W 2014 roku z Afganistanu zostaną wycofane oddziały koalicji państw NATO. W związku z tym pojawiają się pytania o przyszłość tego kraju. Czy w nowych uwarunkowaniach sprawdzi się quasi-demokratyczny system sprawowania władzy? Czy armia i policja afgańska będą w stanie zapewnić bezpieczeństwo w państwie, w którym nadal trwają walki z rebeliantami (głównie z talibami)? Czy pozostawienie pod koniec 2014 roku w Afganistanie tylko około 15 tysięcy amerykańskich żołnierzy - co uzgodniono w zawartym pod koniec grudnia 2013 roku "Porozumieniu w sprawie bezpieczeństwa" - wystarczy, aby utrzymać tam przynajmniej dotychczasowy poziom bezpieczeństwa?
Niewykorzystana szansa
7 października 2001 roku wojska amerykańskie stosunkowo szybko wyparły rządzących wówczas Afganistanem talibów z Kabulu i terenów do niego przylegających. Popełniono jednak kilka błędów. Nie wykorzystano na przykład dużego poparcia Afgańczyków dla obecności obcych wojsk w ich kraju, a żołnierze, szczególnie amerykańscy, zaczęli się zachowywać jak okupanci. Talibowie ciągle cieszą się zatem sporą sympatią wśród mieszkańców, głównie Pasztunów. Nie zostali też całkowicie rozbici ani politycznie zneutralizowani. Od 2001 roku cały czas walczą z wojskami koalicji oraz z armią rządową i wszystkimi zwolennikami demokratycznie wybranego na dwie kadencje prezydenta Hamida Karzaja. Można też założyć, że w 2014 roku nic się pod tym względem nie zmieni. Talibowie mają jednak niewielkie szanse na obalenie obecnego rządu i przejęcie władzy.

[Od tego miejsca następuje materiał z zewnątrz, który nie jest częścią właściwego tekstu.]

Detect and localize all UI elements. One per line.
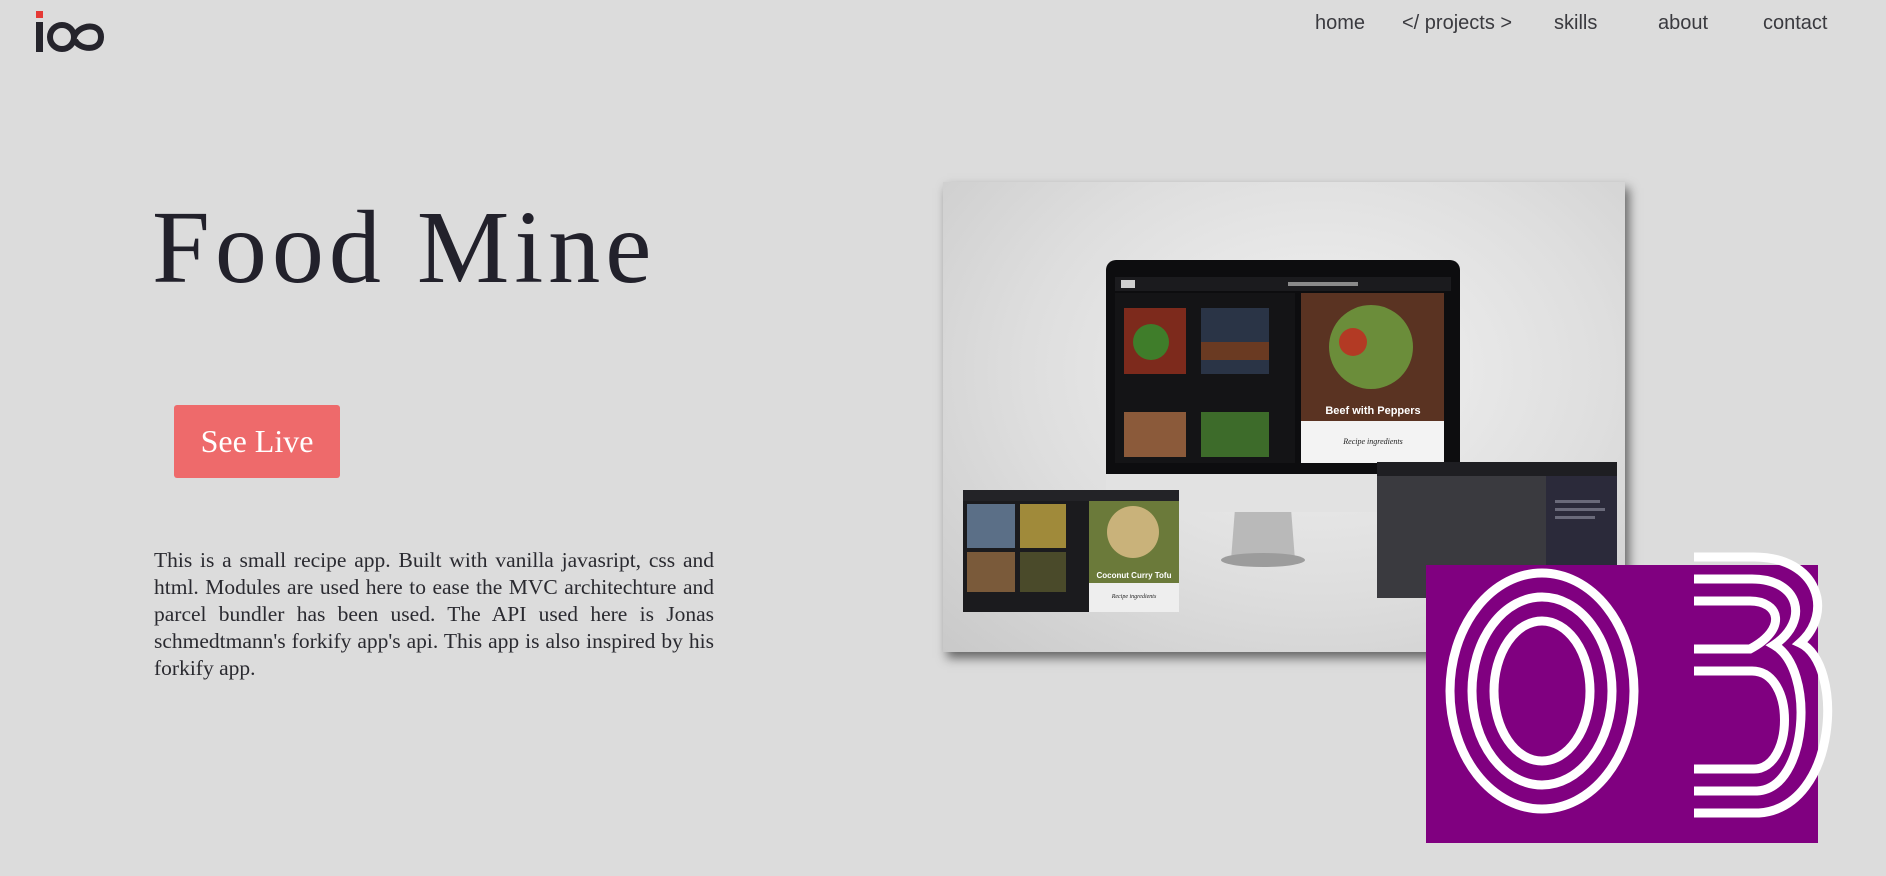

Wprawdzie wielu Afgańczyków krytycznie ocenia rządzącą ekipę Hamida Karzaja, który w kwietniowych wyborach nie może po raz trzeci ubiegać się o prezydenturę, ale ogromna większość nie chce powrotu do władzy islamskich fundamentalistów. Niektórzy nawet, w obawie przed powrotem talibów do władzy, emigrują z kraju. Największa fala uchodźców miała miejsce w 2001 roku, kiedy wyjechało na stałe ponad 53 tysięcy Afgańczyków. W latach 2004-2007 liczba uchodźców nie przekraczała 10 tysięcy osób rocznie, ale w 2013 roku wzrosła do ponad 41 tysięcy, a po opuszczeniu Afganistanu przez wojska NATO może sięgnąć nawet 60 tysięcy.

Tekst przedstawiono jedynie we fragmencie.